How the Recent Supreme Court Sales Tax Ruling Will Affect E-Commerce and SaaS Companies

sales tax

About a month ago, a landmark court ruling quietly changed the sales tax landscape for many online retailers and remote software companies. According to the U.S. Supreme Court’s recent decision in South Dakota v. Wayfair, internet retailers can now be required to collect sales tax in states in which they lack a physical presence. In a strongly worded opinion, the Court’s ruling overturns 26 years of precedence, leaving companies to question how, and to what degree, this ruling impacts them.

Historically, states could only mandate companies to collect and remit sales tax on sales made to states where the taxpayer had physical presence (commonly referred to as the Quill physical presence rule). Generally, physical presence was denied as having employees or a physical location, such as an office or warehouse, in that state.

However, in recent years, states began a campaign to override the physical presence standard with a focus on online retailers. States began passing “economic nexus” laws, attempting to redefine or directly contradict the notion of physical presence.

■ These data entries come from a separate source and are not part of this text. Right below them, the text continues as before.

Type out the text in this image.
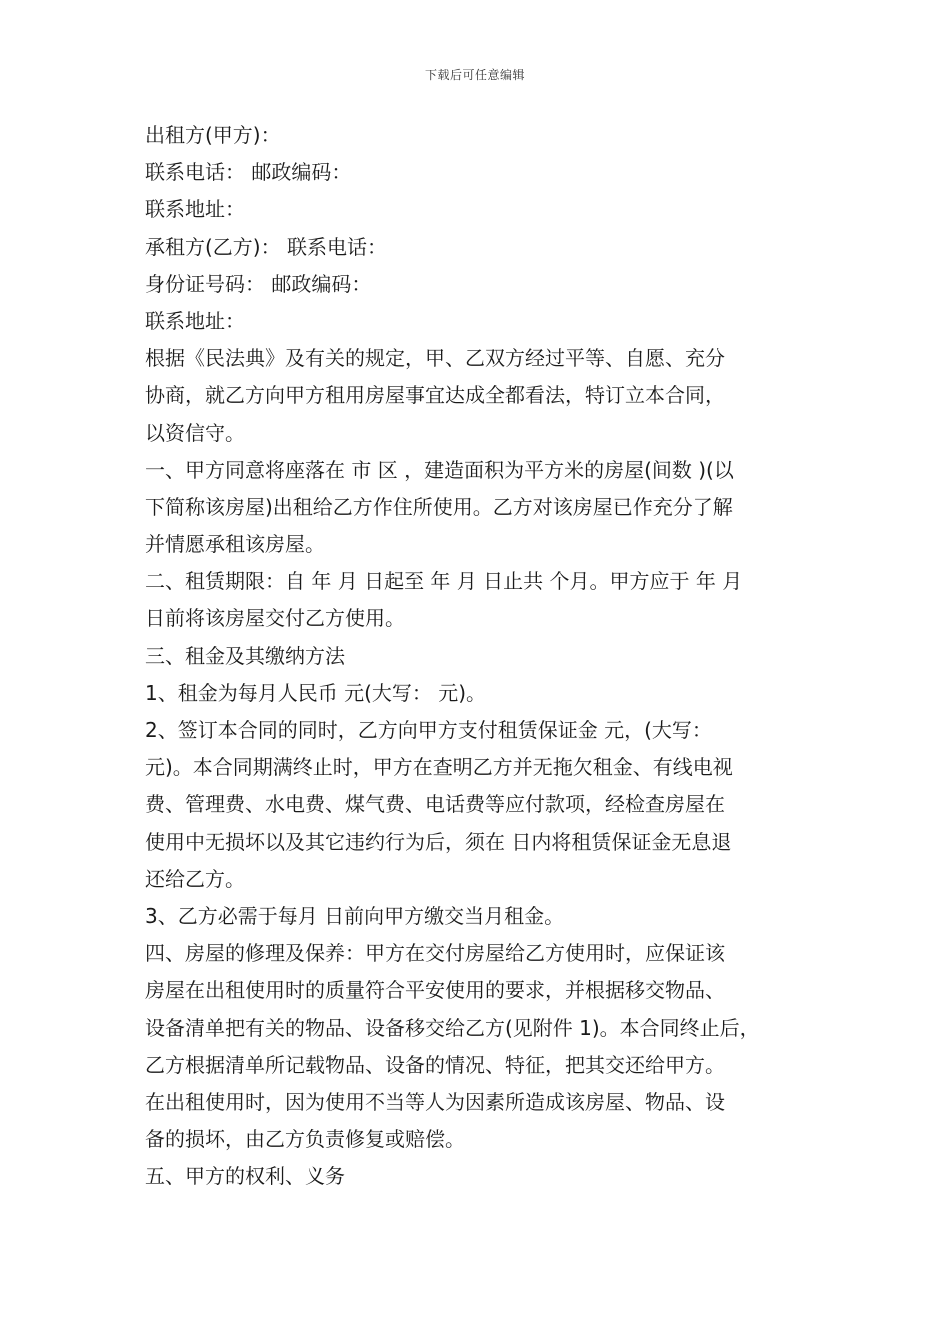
下载后可任意编辑
出租方(甲方)：
联系电话： 邮政编码：
联系地址：
承租方(乙方)： 联系电话：
身份证号码： 邮政编码：
联系地址：
根据《民法典》及有关的规定，甲、乙双方经过平等、自愿、充分
协商，就乙方向甲方租用房屋事宜达成全都看法，特订立本合同，
以资信守。
一、甲方同意将座落在 市 区 ，建造面积为平方米的房屋(间数 )(以
下简称该房屋)出租给乙方作住所使用。乙方对该房屋已作充分了解
并情愿承租该房屋。
二、租赁期限：自 年 月 日起至 年 月 日止共 个月。甲方应于 年 月
日前将该房屋交付乙方使用。
三、租金及其缴纳方法
1、租金为每月人民币 元(大写： 元)。
2、签订本合同的同时，乙方向甲方支付租赁保证金 元，(大写：
元)。本合同期满终止时，甲方在查明乙方并无拖欠租金、有线电视
费、管理费、水电费、煤气费、电话费等应付款项，经检查房屋在
使用中无损坏以及其它违约行为后，须在 日内将租赁保证金无息退
还给乙方。
3、乙方必需于每月 日前向甲方缴交当月租金。
四、房屋的修理及保养：甲方在交付房屋给乙方使用时，应保证该
房屋在出租使用时的质量符合平安使用的要求，并根据移交物品、
设备清单把有关的物品、设备移交给乙方(见附件 1)。本合同终止后，
乙方根据清单所记载物品、设备的情况、特征，把其交还给甲方。
在出租使用时，因为使用不当等人为因素所造成该房屋、物品、设
备的损坏，由乙方负责修复或赔偿。
五、甲方的权利、义务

Specifically, these laws create sales tax nexus based on certain transactional thresholds.

Many regarded these efforts to tax out-of-state companies as reminiscent of “taxation without representation,” but the states had valid concerns. For example, under the physical presence standard, companies like Wayfair or Amazon had a pricing advantage compared to brick-and-mortar retailers. In a broader sense, technology companies, such as SaaS providers, were notable contributors to lost sales tax revenue — upwards of $33 billion each year.

For Wayfair specifically, at issue was South Dakota’s economic nexus law, which required companies to collect sales tax if it has at least $100,000 in sales or at least 200 transactions with customers in the state. In a 5-4 majority ruling, the Court overruled the  Quill physical presence precedent and deemed South Dakota’s economic nexus as Constitutionally appropriate. The Court reasoned that the state’s law better reflects today’s economy and referred to physical presence rule as “unsound and incorrect.”

What does this mean for technology companies?

Currently, 26 states have either passed or proposed a rule similar or even more aggressive than South Dakota’s economic nexus law — and that list is growing daily.

Considering this new ruling, SaaS companies are especially at risk of seeing a big tax burden. First, due to their cloud accessibility, SaaS companies often have a wider array of sales by state; thus, an elevated risk of expansive nexus. Second, the SaaS pricing model generally breaks out the contract into monthly transactions. Consequently, the common 200+ transaction portion of these economic nexus laws are far easier to meet under the SaaS pricing model. In other words, rather than needing to have 200 customers in a state, SaaS companies may trigger nexus with only 17 customers, perhaps fewer, in the event of other separately invoiced services.

Furthermore, a commonly-held belief in the technology community is the “service” portion of software-as-a-service means that sales tax has little to no significance. However, in conjunction with the Wayfair ruling, a growing number of states now require SaaS companies to collect sales tax on invoices.

Outside of an impending audit, a company’s exit strategy creates another impetus for companies to further evaluate the Wayfair impact. For example, when undergoing an acquisition, sales tax exposure is a frequent issue during due diligence; often requiring sellers to put a portion of the purchase price in a holdback escrow or, at times, cancelling the deal altogether. 

Companies should not take this ruling lightly. In no uncertain terms, Wayfair is a landmark ruling for e-commerce, online or remote sellers, with far-reaching implications. Wayfair alters the sales tax landscape, creating uncertainty for companies at all stages.

Brian Sengson is a tax attorney licensed with the State Bar of Georgia and a Manager of Bennett Thrasher LLP’s State & Local Tax practice.